A team of researchers from the UK and US have used a large set of Google Trends data to uncover early warning signs of stockmarket moves.
In a paper published in the journal Scientific Reports today, Tobias Preis of Warwick Business School, Helen Susannah Moat of University College London, and H. Eugene Stanley of Boston University argue it is possible to use big data to predict market behaviour.
The researchers analysed historical Google Trends data between 2004 and 2011, focusing on 98 search terms related to finance, debt and stock markets. They found prior to drops in the financial market, investors searched for more information about the market.

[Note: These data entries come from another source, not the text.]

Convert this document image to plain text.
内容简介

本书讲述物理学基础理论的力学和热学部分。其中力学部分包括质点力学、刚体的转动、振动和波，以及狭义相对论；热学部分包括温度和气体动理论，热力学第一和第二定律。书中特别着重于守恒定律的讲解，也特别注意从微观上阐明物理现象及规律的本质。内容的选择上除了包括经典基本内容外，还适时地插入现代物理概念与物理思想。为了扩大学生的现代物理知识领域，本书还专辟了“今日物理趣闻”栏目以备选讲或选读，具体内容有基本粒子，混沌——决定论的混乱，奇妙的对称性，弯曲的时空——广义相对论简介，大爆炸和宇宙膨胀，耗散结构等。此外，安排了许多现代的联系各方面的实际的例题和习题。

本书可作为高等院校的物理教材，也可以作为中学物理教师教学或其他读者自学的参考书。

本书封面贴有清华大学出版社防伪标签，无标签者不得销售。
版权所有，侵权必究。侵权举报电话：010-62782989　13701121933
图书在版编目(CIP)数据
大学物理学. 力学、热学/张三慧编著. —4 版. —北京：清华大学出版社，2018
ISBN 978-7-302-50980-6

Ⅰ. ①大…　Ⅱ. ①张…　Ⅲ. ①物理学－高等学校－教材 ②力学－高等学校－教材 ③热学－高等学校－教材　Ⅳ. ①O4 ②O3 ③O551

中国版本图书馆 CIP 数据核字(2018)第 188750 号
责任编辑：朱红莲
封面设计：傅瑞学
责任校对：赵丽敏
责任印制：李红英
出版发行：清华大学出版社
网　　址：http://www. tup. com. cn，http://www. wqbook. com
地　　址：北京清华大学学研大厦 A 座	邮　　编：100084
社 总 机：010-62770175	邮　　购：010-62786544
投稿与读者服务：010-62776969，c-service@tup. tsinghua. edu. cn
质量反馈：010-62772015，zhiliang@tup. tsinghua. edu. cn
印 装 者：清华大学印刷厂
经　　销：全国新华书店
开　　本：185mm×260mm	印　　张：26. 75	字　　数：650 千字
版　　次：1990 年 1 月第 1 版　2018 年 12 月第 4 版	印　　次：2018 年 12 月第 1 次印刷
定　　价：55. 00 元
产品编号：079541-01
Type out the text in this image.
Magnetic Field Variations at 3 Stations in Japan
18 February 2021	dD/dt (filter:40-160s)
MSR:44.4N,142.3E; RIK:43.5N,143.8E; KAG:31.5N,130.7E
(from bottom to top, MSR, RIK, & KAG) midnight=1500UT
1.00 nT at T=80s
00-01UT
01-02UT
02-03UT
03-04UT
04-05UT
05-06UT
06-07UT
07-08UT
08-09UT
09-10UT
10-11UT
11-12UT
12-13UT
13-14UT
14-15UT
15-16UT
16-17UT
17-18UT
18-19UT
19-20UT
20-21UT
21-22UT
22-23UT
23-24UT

“These results further illustrate the exciting possibilities offered by new big data sets to advance our understanding of complex collective behavior in our society,” the researchers write.
They go further to argue the warning signs in search volume data could be used to construct profitable trading strategies, with an analysis of searches for the word “debt” helping to yield a potential profit of 326 percent in a model portfolio.
The work was supported by the US Government’s Intelligence Advanced Research Projects Activity (IARPA), which claims to invest in “high-risk, high-payoff research programs that have the potential to provide the United States with an overwhelming intelligence advantage over future adversaries”.
IARPA's Open Source Indicators Program aims to develop methods for continuous, automated analysis of publicly available data in order to anticipate significant societal events, such as political crises, disease outbreaks, and economic instability.